Una tarde. Llegaba un hombre a su casa después de una muy larga jornada de trabajo.
Al abrir la puerta vio con sobresalto
que su hijo lo esperaba, impaciente...

-Papa, cuanto ganas por hora?
El padre dirigió un gesto muy severo al niño y repuso:

-No me molestes que estoy cansado.

-Pero papa- insistía-, dime, por favor, cuanto ganas por hora?

La reacción del padre fue menos severa.
Solo contesto: Tres mil pesos por hora.

-Papa, me podrías prestar quinientos pesos?
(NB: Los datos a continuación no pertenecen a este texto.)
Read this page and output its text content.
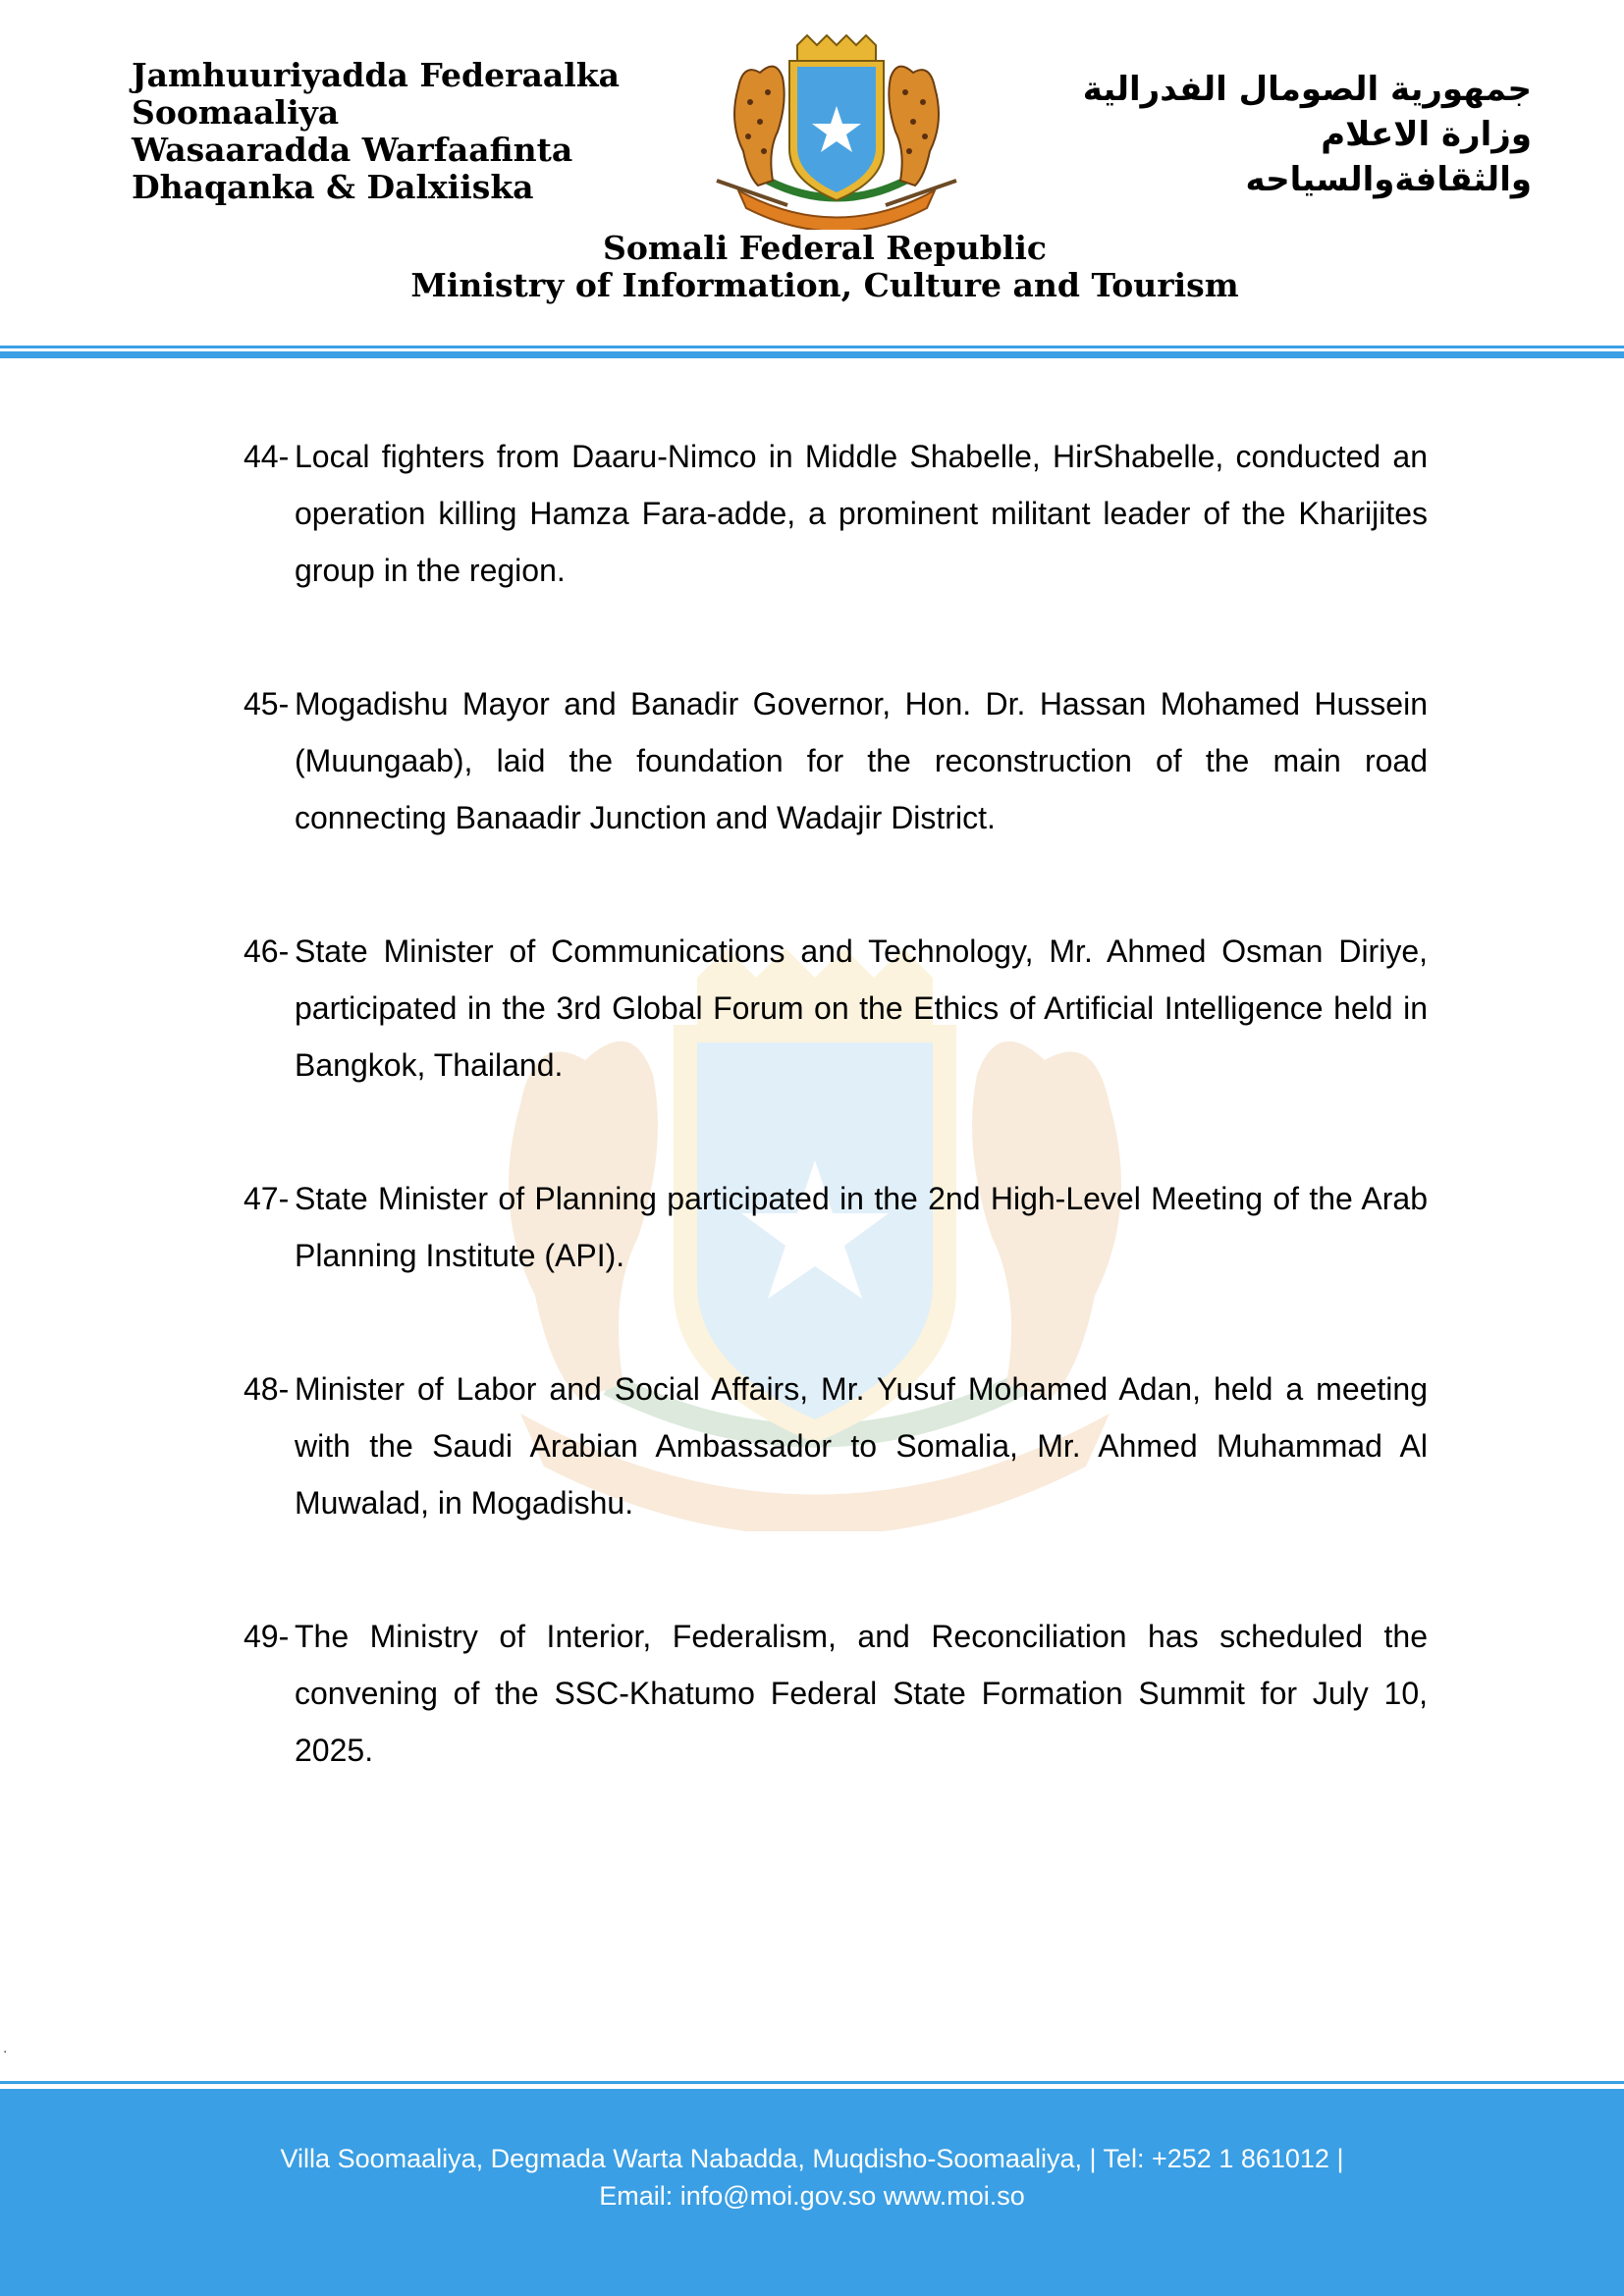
Jamhuuriyadda Federaalka
Soomaaliya
Wasaaradda Warfaafinta
Dhaqanka & Dalxiiska
جمهورية الصومال الفدرالية
وزارة الاعلام
والثقافةوالسياحه
Somali Federal Republic
Ministry of Information, Culture and Tourism
44- Local fighters from Daaru-Nimco in Middle Shabelle, HirShabelle, conducted an operation killing Hamza Fara-adde, a prominent militant leader of the Kharijites group in the region.
45- Mogadishu Mayor and Banadir Governor, Hon. Dr. Hassan Mohamed Hussein (Muungaab), laid the foundation for the reconstruction of the main road connecting Banaadir Junction and Wadajir District.
46- State Minister of Communications and Technology, Mr. Ahmed Osman Diriye, participated in the 3rd Global Forum on the Ethics of Artificial Intelligence held in Bangkok, Thailand.
47- State Minister of Planning participated in the 2nd High-Level Meeting of the Arab Planning Institute (API).
48- Minister of Labor and Social Affairs, Mr. Yusuf Mohamed Adan, held a meeting with the Saudi Arabian Ambassador to Somalia, Mr. Ahmed Muhammad Al Muwalad, in Mogadishu.
49- The Ministry of Interior, Federalism, and Reconciliation has scheduled the convening of the SSC-Khatumo Federal State Formation Summit for July 10, 2025.
.
Villa Soomaaliya, Degmada Warta Nabadda, Muqdisho-Soomaaliya, | Tel: +252 1 861012 |
Email: info@moi.gov.so www.moi.so
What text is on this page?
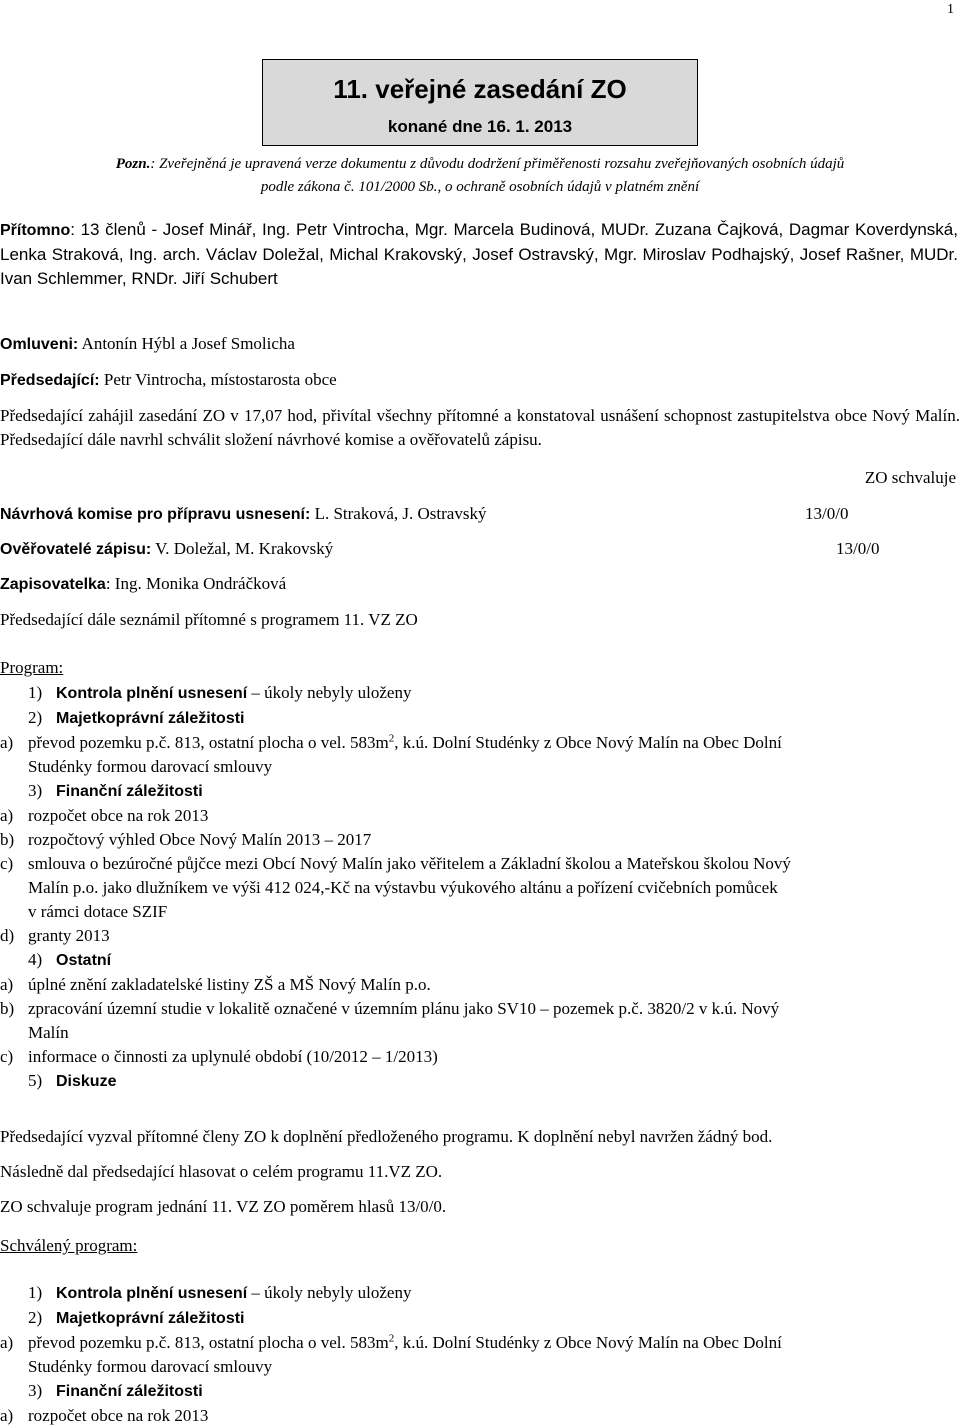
1
11. veřejné zasedání ZO
konané dne 16. 1. 2013
Pozn.: Zveřejněná je upravená verze dokumentu z důvodu dodržení přiměřenosti rozsahu zveřejňovaných osobních údajů
podle zákona č. 101/2000 Sb., o ochraně osobních údajů v platném znění
Přítomno: 13 členů - Josef Minář, Ing. Petr Vintrocha, Mgr. Marcela Budinová, MUDr. Zuzana Čajková, Dagmar Koverdynská, Lenka Straková, Ing. arch. Václav Doležal, Michal Krakovský, Josef Ostravský, Mgr. Miroslav Podhajský, Josef Rašner, MUDr. Ivan Schlemmer, RNDr. Jiří Schubert
Omluveni: Antonín Hýbl a Josef Smolicha
Předsedající: Petr Vintrocha, místostarosta obce
Předsedající zahájil zasedání ZO v 17,07 hod, přivítal všechny přítomné a konstatoval usnášení schopnost zastupitelstva obce Nový Malín. Předsedající dále navrhl schválit složení návrhové komise a ověřovatelů zápisu.
ZO schvaluje
Návrhová komise pro přípravu usnesení: L. Straková, J. Ostravský	13/0/0
Ověřovatelé zápisu: V. Doležal, M. Krakovský	13/0/0
Zapisovatelka: Ing. Monika Ondráčková
Předsedající dále seznámil přítomné s programem 11. VZ ZO
Program:
1) Kontrola plnění usnesení – úkoly nebyly uloženy
2) Majetkoprávní záležitosti
a) převod pozemku p.č. 813, ostatní plocha o vel. $583m^2$, k.ú. Dolní Studénky z Obce Nový Malín na Obec Dolní
Studénky formou darovací smlouvy
3) Finanční záležitosti
a) rozpočet obce na rok 2013
b) rozpočtový výhled Obce Nový Malín 2013 – 2017
c) smlouva o bezúročné půjčce mezi Obcí Nový Malín jako věřitelem a Základní školou a Mateřskou školou Nový
Malín p.o. jako dlužníkem ve výši 412 024,-Kč na výstavbu výukového altánu a pořízení cvičebních pomůcek
v rámci dotace SZIF
d) granty 2013
4) Ostatní
a) úplné znění zakladatelské listiny ZŠ a MŠ Nový Malín p.o.
b) zpracování územní studie v lokalitě označené v územním plánu jako SV10 – pozemek p.č. 3820/2 v k.ú. Nový
Malín
c) informace o činnosti za uplynulé období (10/2012 – 1/2013)
5) Diskuze
Předsedající vyzval přítomné členy ZO k doplnění předloženého programu. K doplnění nebyl navržen žádný bod.
Následně dal předsedající hlasovat o celém programu 11.VZ ZO.
ZO schvaluje program jednání 11. VZ ZO poměrem hlasů 13/0/0.
Schválený program:
1) Kontrola plnění usnesení – úkoly nebyly uloženy
2) Majetkoprávní záležitosti
a) převod pozemku p.č. 813, ostatní plocha o vel. $583m^2$, k.ú. Dolní Studénky z Obce Nový Malín na Obec Dolní
Studénky formou darovací smlouvy
3) Finanční záležitosti
a) rozpočet obce na rok 2013
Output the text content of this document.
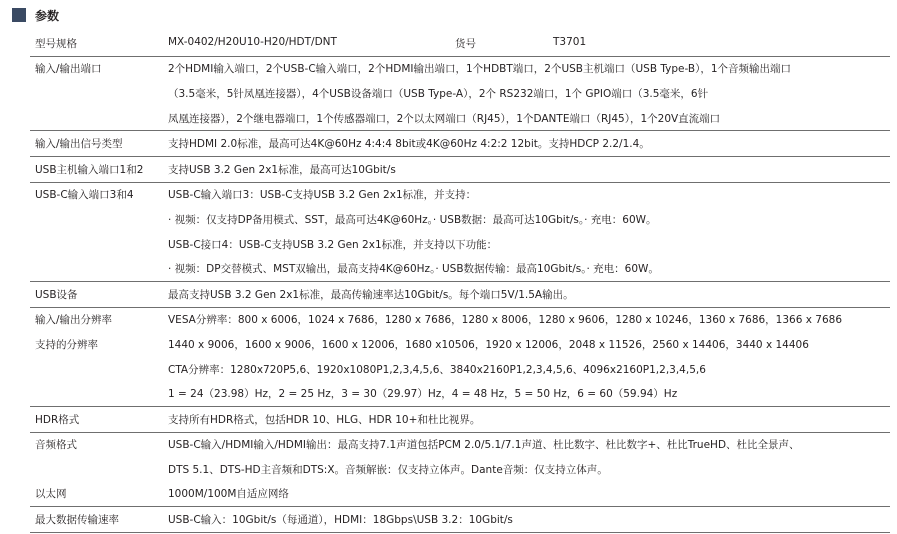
参数
型号规格	MX-0402/H20U10-H20/HDT/DNT	货号	T3701
输入/输出端口	2个HDMI输入端口，2个USB-C输入端口，2个HDMI输出端口，1个HDBT端口，2个USB主机端口（USB Type-B），1个音频输出端口
（3.5毫米，5针凤凰连接器），4个USB设备端口（USB Type-A），2个 RS232端口，1个 GPIO端口（3.5毫米，6针
凤凰连接器），2个继电器端口，1个传感器端口，2个以太网端口（RJ45），1个DANTE端口（RJ45），1个20V直流端口
输入/输出信号类型	支持HDMI 2.0标准，最高可达4K@60Hz 4:4:4 8bit或4K@60Hz 4:2:2 12bit。支持HDCP 2.2/1.4。
USB主机输入端口1和2	支持USB 3.2 Gen 2x1标准，最高可达10Gbit/s
USB-C输入端口3和4	USB-C输入端口3：USB-C支持USB 3.2 Gen 2x1标准，并支持：
· 视频：仅支持DP备用模式、SST，最高可达4K@60Hz。· USB数据：最高可达10Gbit/s。· 充电：60W。
USB-C接口4：USB-C支持USB 3.2 Gen 2x1标准，并支持以下功能：
· 视频：DP交替模式、MST双输出，最高支持4K@60Hz。· USB数据传输：最高10Gbit/s。· 充电：60W。
USB设备	最高支持USB 3.2 Gen 2x1标准，最高传输速率达10Gbit/s。每个端口5V/1.5A输出。
输入/输出分辨率	VESA分辨率：800 x 6006，1024 x 7686，1280 x 7686，1280 x 8006，1280 x 9606，1280 x 10246，1360 x 7686，1366 x 7686
支持的分辨率	1440 x 9006，1600 x 9006，1600 x 12006，1680 x10506，1920 x 12006，2048 x 11526，2560 x 14406，3440 x 14406
CTA分辨率：1280x720P5,6、1920x1080P1,2,3,4,5,6、3840x2160P1,2,3,4,5,6、4096x2160P1,2,3,4,5,6
1 = 24（23.98）Hz，2 = 25 Hz，3 = 30（29.97）Hz，4 = 48 Hz，5 = 50 Hz，6 = 60（59.94）Hz
HDR格式	支持所有HDR格式，包括HDR 10、HLG、HDR 10+和杜比视界。
音频格式	USB-C输入/HDMI输入/HDMI输出：最高支持7.1声道包括PCM 2.0/5.1/7.1声道、杜比数字、杜比数字+、杜比TrueHD、杜比全景声、
DTS 5.1、DTS-HD主音频和DTS:X。音频解嵌：仅支持立体声。Dante音频：仅支持立体声。
以太网	1000M/100M自适应网络
最大数据传输速率	USB-C输入：10Gbit/s（每通道），HDMI：18Gbps\USB 3.2：10Gbit/s
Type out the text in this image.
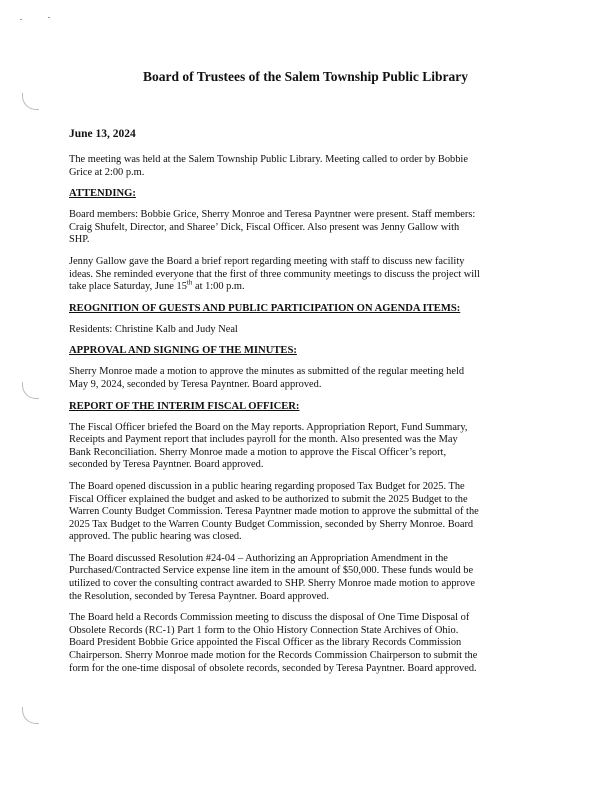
Board of Trustees of the Salem Township Public Library
June 13, 2024
The meeting was held at the Salem Township Public Library. Meeting called to order by Bobbie
Grice at 2:00 p.m.
ATTENDING:
Board members: Bobbie Grice, Sherry Monroe and Teresa Payntner were present. Staff members:
Craig Shufelt, Director, and Sharee’ Dick, Fiscal Officer. Also present was Jenny Gallow with
SHP.
Jenny Gallow gave the Board a brief report regarding meeting with staff to discuss new facility
ideas. She reminded everyone that the first of three community meetings to discuss the project will
take place Saturday, June 15th at 1:00 p.m.
REOGNITION OF GUESTS AND PUBLIC PARTICIPATION ON AGENDA ITEMS:
Residents: Christine Kalb and Judy Neal
APPROVAL AND SIGNING OF THE MINUTES:
Sherry Monroe made a motion to approve the minutes as submitted of the regular meeting held
May 9, 2024, seconded by Teresa Payntner. Board approved.
REPORT OF THE INTERIM FISCAL OFFICER:
The Fiscal Officer briefed the Board on the May reports. Appropriation Report, Fund Summary,
Receipts and Payment report that includes payroll for the month. Also presented was the May
Bank Reconciliation. Sherry Monroe made a motion to approve the Fiscal Officer’s report,
seconded by Teresa Payntner. Board approved.
The Board opened discussion in a public hearing regarding proposed Tax Budget for 2025. The
Fiscal Officer explained the budget and asked to be authorized to submit the 2025 Budget to the
Warren County Budget Commission. Teresa Payntner made motion to approve the submittal of the
2025 Tax Budget to the Warren County Budget Commission, seconded by Sherry Monroe. Board
approved. The public hearing was closed.
The Board discussed Resolution #24-04 – Authorizing an Appropriation Amendment in the
Purchased/Contracted Service expense line item in the amount of $50,000. These funds would be
utilized to cover the consulting contract awarded to SHP. Sherry Monroe made motion to approve
the Resolution, seconded by Teresa Payntner. Board approved.
The Board held a Records Commission meeting to discuss the disposal of One Time Disposal of
Obsolete Records (RC-1) Part 1 form to the Ohio History Connection State Archives of Ohio.
Board President Bobbie Grice appointed the Fiscal Officer as the library Records Commission
Chairperson. Sherry Monroe made motion for the Records Commission Chairperson to submit the
form for the one-time disposal of obsolete records, seconded by Teresa Payntner. Board approved.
El padre monto en cólera y dijo:
vete a dormir y no me molestes.

Había caído la noche.
El padre había meditado lo sucedido y se sentía culpable,
y queriendo desahogar su conciencia dolida,
se asomo al cuarto de su hijo. En voz baja pregunto al pequeño:
Duermes hijo mio?

-Dime, papa-, contesto entre sueños.
-Aquí tienes el dinero que me pediste-, respondió el padre.

El pequeño le dio las gracias,
y metiendo su manita bajo la almohada saco unos billetes.

-Ahora ya complete el dinero; tengo tres mil pesos.
Me podrías vender una hora de tu tiempo?